Towards Entity Alignment in the Open World: An Unsupervised Approach
Zeng, Weixin, Zhao, Xiang, Tang, Jiuyang, Li, Xinyi, Luo, Minnan, Zheng, Qinghua
Entity alignment (EA) aims to discover the equivalent entities in different knowledge graphs (KGs). It is a pivotal step for integrating KGs to increase knowledge coverage and quality. Recent years have witnessed a rapid increase of EA frameworks. However, state-of-the-art solutions tend to rely on labeled data for model training. Additionally, they work under the closed-domain setting and cannot deal with entities that are unmatchable.
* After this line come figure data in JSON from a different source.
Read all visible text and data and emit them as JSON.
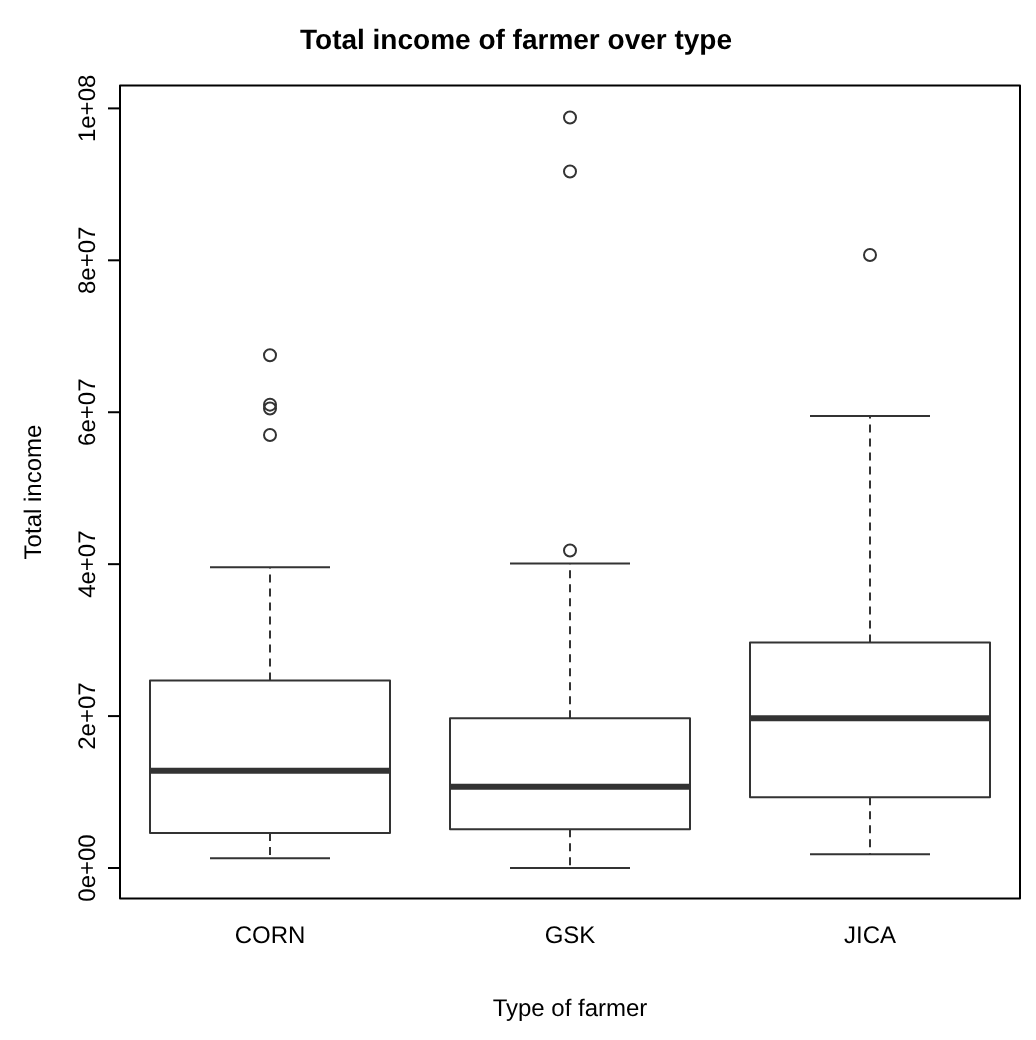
{
  "chart_data": {
    "type": "box",
    "title": "Total income of farmer over type",
    "xlabel": "Type of farmer",
    "ylabel": "Total income",
    "categories": [
      "CORN",
      "GSK",
      "JICA"
    ],
    "boxes": [
      {
        "low": 1300000,
        "q1": 4600000,
        "median": 12800000,
        "q3": 24700000,
        "high": 39600000,
        "outliers": [
          67500000,
          61000000,
          60500000,
          57000000
        ]
      },
      {
        "low": 0,
        "q1": 5100000,
        "median": 10700000,
        "q3": 19700000,
        "high": 40100000,
        "outliers": [
          98800000,
          91700000,
          41800000
        ]
      },
      {
        "low": 1800000,
        "q1": 9300000,
        "median": 19700000,
        "q3": 29700000,
        "high": 59500000,
        "outliers": [
          80700000
        ]
      }
    ],
    "color": "#333333",
    "ylim": [
      -4000000,
      103000000
    ],
    "yticks": [
      {
        "value": 0,
        "label": "0e+00"
      },
      {
        "value": 20000000,
        "label": "2e+07"
      },
      {
        "value": 40000000,
        "label": "4e+07"
      },
      {
        "value": 60000000,
        "label": "6e+07"
      },
      {
        "value": 80000000,
        "label": "8e+07"
      },
      {
        "value": 100000000,
        "label": "1e+08"
      }
    ],
    "grid": false,
    "legend": false,
    "marker": "circle",
    "line_style": "dashed"
  }
}
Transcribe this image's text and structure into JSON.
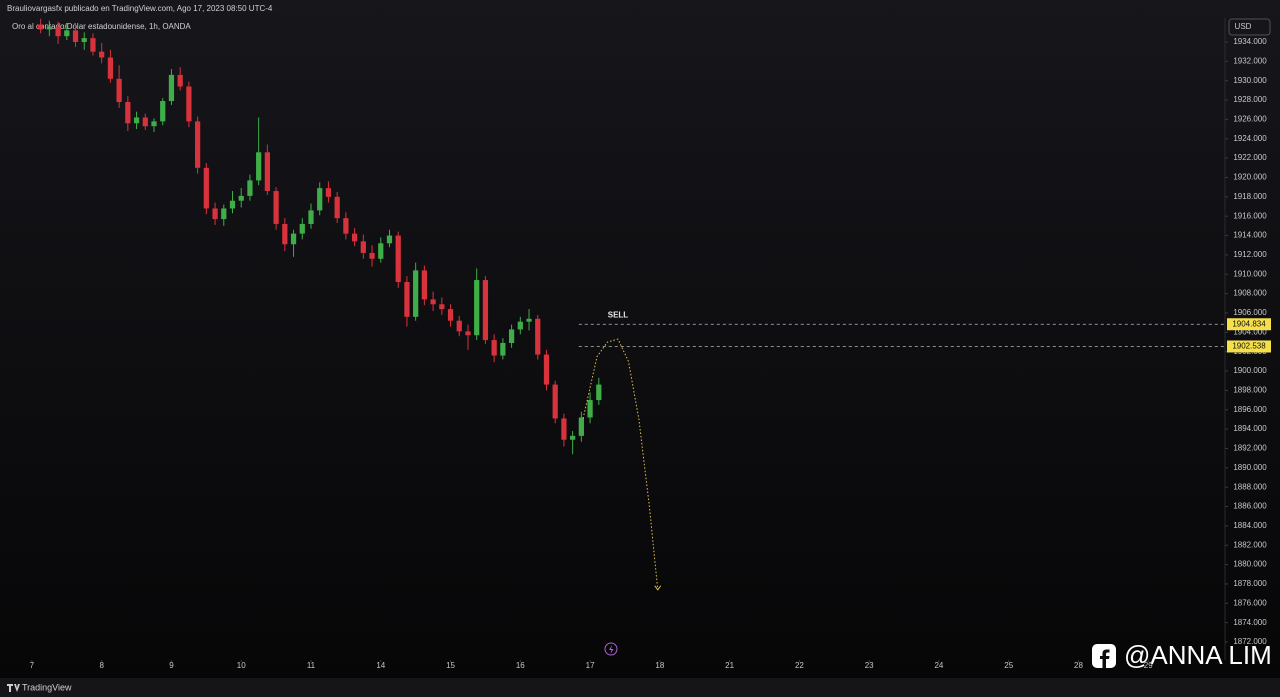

To address these deficiencies, we offer an unsupervised framework that performs entity alignment in the open world. Specifically, we first mine useful features from the side information of KGs. Then, we devise an unmatchable entity prediction module to filter out unmatchable entities and produce preliminary alignment results. These preliminary results are regarded as the pseudo-labeled data and forwarded to the progressive learning framework to generate structural representations, which are integrated with the side information to provide a more comprehensive view for alignment. Finally, the progressive learning framework gradually improves the quality of structural embeddings and enhances the alignment performance by enriching the pseudo-labeled data with alignment results from the previous round. Our solution does not require labeled data and can effectively filter out unmatchable entities. Comprehensive experimental evaluations validate its superiority.